Apenas hemos comenzado, pensó Tracy.
Utilizaron otra escala para bajar por la claraboya. Habían logrado llegar al altillo. Sin embargo, cuando Tracy pensaba en lo que vendría a continuación, el corazón le latía con fuerza.
Sacó dos pares de gafas con cristales rojos, y le entregó uno a su compañero.
– Póntelas -le indicó.
Había ideado la forma de distraer al doberman, pero las alarmas de rayos infrarrojos eran un problema muy difícil de resolver. Jeff tenía razón: la casa estaba entrecruzada por rayos invisibles. Respiró hondo varias veces. Concentra tu energía. Relájate. Recordó con cristalina claridad: Cuando una persona entra en un rayo, no pasa nada, pero en el instante en que sale de él, el sensor detecta la diferencia de temperatura y acciona la alarma. Ha sido diseñada para sonar antes de que se abra la caja fuerte, para no dar tiempo de hacer nada antes de que llegue la Policía.
Y ahí estaba, en su opinión, el punto débil del sistema. La noche anterior se había dedicado a pensar en la forma de mantener la alarma silenciosa hasta después de haber abierto la caja fuerte, y finalmente se le ocurrió la solución.
Se puso las gafas infrarrojas, y en el acto toda la habitación adquirió una extraña tonalidad rojiza. Frente a la puerta del altillo vio un rayo de luz, que sería invisible sin las gafas.
– Pasaremos por debajo, con mucho cuidado -le advirtió a Jean-Louis.
Se arrastraron bajo el rayo, y accedieron a un oscuro pasillo que conducía al dormitorio del conde De Matigny. Tracy encendió la linterna y caminó adelante. A través de las gafas vio otro haz de luz, que cruzaba a baja altura por el umbral de la puerta del dormitorio.

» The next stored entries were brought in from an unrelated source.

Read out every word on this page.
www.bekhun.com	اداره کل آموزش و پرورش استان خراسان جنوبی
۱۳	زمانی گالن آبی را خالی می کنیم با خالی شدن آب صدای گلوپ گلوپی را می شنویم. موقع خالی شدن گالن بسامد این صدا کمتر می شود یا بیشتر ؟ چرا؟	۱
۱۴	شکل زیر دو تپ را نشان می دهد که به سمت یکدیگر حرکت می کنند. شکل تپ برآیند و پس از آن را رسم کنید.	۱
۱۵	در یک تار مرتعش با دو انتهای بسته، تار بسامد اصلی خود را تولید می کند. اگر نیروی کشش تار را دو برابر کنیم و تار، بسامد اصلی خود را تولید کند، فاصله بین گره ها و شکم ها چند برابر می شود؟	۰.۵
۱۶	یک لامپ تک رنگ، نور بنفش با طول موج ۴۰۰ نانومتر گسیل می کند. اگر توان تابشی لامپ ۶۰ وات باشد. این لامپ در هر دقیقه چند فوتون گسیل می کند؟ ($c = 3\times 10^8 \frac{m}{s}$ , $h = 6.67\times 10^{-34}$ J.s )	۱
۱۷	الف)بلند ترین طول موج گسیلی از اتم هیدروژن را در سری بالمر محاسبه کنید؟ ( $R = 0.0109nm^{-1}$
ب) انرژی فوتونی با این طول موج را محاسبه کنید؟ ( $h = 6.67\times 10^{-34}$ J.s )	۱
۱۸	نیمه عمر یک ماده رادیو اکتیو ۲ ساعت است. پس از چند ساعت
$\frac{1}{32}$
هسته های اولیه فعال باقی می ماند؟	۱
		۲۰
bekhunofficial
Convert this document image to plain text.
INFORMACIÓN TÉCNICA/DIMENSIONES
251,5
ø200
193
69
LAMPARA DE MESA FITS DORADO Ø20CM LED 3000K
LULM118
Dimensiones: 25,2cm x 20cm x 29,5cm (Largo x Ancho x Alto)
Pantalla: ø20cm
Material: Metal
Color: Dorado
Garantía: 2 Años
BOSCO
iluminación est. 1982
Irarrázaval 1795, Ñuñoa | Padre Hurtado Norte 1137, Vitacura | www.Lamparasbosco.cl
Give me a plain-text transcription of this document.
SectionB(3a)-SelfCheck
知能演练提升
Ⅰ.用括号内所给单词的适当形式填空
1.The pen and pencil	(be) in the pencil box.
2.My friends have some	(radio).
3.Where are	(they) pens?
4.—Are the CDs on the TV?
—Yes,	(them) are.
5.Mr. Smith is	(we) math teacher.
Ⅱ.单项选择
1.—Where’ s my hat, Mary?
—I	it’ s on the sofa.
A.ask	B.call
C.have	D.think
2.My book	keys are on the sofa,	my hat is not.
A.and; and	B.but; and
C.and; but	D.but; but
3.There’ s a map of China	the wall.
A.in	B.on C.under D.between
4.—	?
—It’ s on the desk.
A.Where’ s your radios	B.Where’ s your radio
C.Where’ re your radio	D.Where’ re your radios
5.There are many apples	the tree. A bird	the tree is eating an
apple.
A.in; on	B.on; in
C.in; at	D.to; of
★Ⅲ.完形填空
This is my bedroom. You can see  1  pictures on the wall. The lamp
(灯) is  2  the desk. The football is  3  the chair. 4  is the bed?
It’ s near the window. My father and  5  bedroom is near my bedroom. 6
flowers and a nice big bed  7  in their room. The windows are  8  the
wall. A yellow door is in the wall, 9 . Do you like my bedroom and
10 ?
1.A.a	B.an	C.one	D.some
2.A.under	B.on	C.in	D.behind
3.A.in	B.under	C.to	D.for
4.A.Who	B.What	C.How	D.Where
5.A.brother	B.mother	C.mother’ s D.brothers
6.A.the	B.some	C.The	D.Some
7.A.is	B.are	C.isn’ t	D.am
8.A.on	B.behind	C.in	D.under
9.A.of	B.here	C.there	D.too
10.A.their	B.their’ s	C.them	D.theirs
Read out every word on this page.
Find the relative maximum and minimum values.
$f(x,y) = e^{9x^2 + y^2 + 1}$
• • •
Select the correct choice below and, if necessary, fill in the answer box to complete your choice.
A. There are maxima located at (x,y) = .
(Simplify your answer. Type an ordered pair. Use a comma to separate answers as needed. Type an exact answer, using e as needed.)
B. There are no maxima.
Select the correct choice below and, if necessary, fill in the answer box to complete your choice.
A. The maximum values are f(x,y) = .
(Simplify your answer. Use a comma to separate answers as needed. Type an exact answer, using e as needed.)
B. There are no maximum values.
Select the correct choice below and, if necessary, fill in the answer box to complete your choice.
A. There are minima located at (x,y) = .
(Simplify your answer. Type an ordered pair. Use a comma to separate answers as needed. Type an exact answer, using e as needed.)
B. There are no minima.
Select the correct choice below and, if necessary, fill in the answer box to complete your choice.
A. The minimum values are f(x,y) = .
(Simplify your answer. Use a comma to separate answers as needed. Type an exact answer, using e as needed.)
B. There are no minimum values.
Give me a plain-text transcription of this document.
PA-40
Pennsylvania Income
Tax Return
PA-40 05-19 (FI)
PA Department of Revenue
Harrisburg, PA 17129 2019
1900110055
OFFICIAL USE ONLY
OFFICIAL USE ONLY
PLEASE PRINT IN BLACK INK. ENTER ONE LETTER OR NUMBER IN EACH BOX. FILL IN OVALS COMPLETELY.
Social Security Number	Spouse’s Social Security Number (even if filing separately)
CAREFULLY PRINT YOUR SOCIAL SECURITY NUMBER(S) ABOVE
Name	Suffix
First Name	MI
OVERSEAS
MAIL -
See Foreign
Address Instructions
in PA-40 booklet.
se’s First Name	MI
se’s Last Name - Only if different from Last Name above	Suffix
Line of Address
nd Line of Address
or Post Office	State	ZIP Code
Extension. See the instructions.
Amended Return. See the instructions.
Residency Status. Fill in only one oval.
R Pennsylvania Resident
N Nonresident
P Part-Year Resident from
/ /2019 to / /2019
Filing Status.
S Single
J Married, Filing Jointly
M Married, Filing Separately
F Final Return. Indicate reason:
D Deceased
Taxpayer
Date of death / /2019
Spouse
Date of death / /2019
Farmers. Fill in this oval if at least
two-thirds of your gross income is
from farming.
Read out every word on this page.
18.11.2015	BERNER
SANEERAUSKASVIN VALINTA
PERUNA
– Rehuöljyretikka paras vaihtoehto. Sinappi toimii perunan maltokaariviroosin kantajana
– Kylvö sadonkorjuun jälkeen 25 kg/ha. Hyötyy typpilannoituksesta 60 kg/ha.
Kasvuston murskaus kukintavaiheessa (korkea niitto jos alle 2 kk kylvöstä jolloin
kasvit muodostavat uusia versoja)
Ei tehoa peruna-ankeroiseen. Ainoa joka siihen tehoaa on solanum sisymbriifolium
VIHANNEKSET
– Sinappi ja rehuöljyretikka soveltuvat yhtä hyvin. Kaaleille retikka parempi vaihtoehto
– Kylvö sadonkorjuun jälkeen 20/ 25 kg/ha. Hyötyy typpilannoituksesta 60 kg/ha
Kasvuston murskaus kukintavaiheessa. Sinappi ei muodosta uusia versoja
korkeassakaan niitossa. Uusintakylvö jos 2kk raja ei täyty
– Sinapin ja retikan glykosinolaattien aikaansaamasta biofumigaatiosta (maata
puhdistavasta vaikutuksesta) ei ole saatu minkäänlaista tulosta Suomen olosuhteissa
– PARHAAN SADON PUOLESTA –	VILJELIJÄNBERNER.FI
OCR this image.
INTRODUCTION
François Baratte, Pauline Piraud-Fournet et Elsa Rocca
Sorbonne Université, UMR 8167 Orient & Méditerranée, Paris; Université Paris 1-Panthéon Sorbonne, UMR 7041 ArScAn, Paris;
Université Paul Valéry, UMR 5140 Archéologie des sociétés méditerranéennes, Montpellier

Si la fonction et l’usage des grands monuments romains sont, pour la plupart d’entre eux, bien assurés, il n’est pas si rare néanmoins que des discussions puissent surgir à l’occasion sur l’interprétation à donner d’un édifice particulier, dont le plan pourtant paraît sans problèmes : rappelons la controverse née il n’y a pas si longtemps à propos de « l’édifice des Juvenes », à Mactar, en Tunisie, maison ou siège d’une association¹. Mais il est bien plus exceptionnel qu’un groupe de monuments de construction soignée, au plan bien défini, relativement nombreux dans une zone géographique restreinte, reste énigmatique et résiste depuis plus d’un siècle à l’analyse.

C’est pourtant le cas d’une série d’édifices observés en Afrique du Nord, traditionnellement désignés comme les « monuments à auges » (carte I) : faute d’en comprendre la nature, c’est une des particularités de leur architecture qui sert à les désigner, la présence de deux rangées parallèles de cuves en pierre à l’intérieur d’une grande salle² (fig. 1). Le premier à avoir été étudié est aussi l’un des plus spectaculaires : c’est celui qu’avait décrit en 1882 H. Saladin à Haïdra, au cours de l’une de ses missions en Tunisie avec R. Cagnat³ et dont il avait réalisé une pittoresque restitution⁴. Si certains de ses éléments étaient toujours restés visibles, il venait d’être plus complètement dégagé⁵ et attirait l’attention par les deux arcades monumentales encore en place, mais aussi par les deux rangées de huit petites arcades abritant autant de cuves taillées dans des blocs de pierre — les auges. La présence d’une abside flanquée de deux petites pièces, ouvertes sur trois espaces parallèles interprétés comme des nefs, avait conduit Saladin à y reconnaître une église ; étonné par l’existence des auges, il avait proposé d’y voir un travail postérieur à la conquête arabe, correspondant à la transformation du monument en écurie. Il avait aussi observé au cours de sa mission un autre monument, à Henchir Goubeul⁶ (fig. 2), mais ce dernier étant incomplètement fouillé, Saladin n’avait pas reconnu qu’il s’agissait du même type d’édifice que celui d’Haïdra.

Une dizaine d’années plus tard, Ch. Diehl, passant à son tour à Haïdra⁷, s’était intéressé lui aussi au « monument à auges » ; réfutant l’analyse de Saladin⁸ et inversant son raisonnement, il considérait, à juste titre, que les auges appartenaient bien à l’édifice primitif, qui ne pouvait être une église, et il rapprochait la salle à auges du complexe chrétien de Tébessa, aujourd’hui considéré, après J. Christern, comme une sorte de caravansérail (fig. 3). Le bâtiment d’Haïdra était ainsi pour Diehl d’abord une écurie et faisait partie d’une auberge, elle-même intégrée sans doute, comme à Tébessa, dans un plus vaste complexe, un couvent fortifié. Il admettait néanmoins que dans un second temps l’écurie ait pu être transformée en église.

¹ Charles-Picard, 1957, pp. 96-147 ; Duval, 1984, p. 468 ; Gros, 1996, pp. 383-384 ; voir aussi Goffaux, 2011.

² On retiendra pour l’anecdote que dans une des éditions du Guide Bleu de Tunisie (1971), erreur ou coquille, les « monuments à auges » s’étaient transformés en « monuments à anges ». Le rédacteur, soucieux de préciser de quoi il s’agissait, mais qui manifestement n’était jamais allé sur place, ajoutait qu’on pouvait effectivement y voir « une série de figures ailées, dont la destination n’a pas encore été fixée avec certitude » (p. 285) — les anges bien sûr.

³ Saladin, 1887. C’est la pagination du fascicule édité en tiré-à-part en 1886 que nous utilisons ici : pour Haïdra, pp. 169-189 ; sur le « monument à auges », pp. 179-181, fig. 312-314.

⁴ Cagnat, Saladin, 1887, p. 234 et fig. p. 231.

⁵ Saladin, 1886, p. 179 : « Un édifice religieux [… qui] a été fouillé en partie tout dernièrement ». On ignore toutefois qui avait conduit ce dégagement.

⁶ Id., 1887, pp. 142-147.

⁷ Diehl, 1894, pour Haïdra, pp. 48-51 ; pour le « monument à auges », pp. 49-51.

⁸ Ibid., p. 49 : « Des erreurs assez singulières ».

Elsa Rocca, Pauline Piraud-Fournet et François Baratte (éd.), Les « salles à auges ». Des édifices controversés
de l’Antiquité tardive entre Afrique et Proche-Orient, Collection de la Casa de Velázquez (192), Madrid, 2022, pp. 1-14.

Con cautela, saltó por encima de él, seguida por Jean-Louis.
Iluminó las paredes con la linterna. Allí estaban, impresionantes, imponentes, los cuadros.
Prométeme que me traerás el Leonardo -le había pedido Gunther-. Y las alhajas, desde luego.
Tracy descolgó el cuadro, le dio la vuelta y lo colocó en el suelo. Lentamente fue retirando el marco, enrolló la tela y la guardó en su mochila. Lo único que quedaba por hacer era llegar a la caja fuerte, que se hallaba en una habitación contigua, separada por cortinas, al fondo del dormitorio.
Descorrió las cortinas. Había en el cuarto cuatro rayos infrarrojos que se entrecruzaban, con lo cual resultaba imposible acceder a la caja fuerte sin tropezar con alguno de ellos.
Jean-Louis miraba los rayos consternado.
– No podemos pasar. Están demasiado bajos para arrastrarnos, y demasiado altos para poder saltarlos.
– Quiero que hagas exactamente lo que te digo. -Tracy se colocó a sus espaldas y le rodeó fuertemente la cintura con sus brazos- Ahora camina conmigo. Primero el pie izquierdo.
Juntos dieron un paso, luego otro, en dirección a los rayos.
Jean-Louis musitó:
– Alors. ¡Nos meteremos en los rayos!
– En efecto.
Avanzaron directamente hacia el punto donde convergían los rayos. Allí, Tracy se detuvo.
– Ahora escúchame bien. Quiero que camines hasta la caja fuerte.
– Pero…
– No te preocupes; no pasará nada.
Deseaba fervientemente que así fuese.
Vacilante, Jean-Louis salió de los rayos infrarrojos. Continuó en silencio. Se dio vuelta para mirar a Tracy con ojos temerosos. Ella seguía parada en medio de los rayos, impidiendo con el calor de su cuerpo que los sensores hicieran sonar la alarma. Jean-Louis se dirigió a la caja, mientras Tracy permanecía inmóvil.
Por el rabillo del ojo vio que su amigo sacaba las herramientas de la mochila, y se ponía a trabajar. El tiempo se había detenido. Jean-Louis parecía tardar una eternidad.
– ¿Cuánto falta? -preguntó en un susurro.
– Unos minutos.
De pronto se oyó un clic: la caja fuerte se había abierto.
– Magnifique! ¿Quieres llevarte todo?
– Ningún papel; sólo las joyas. Si hay dinero en efectivo, puedes quedártelo.
– Merci.
Jean-Louis registró la caja fuerte, y segundos más tarde volvía adonde estaba Tracy.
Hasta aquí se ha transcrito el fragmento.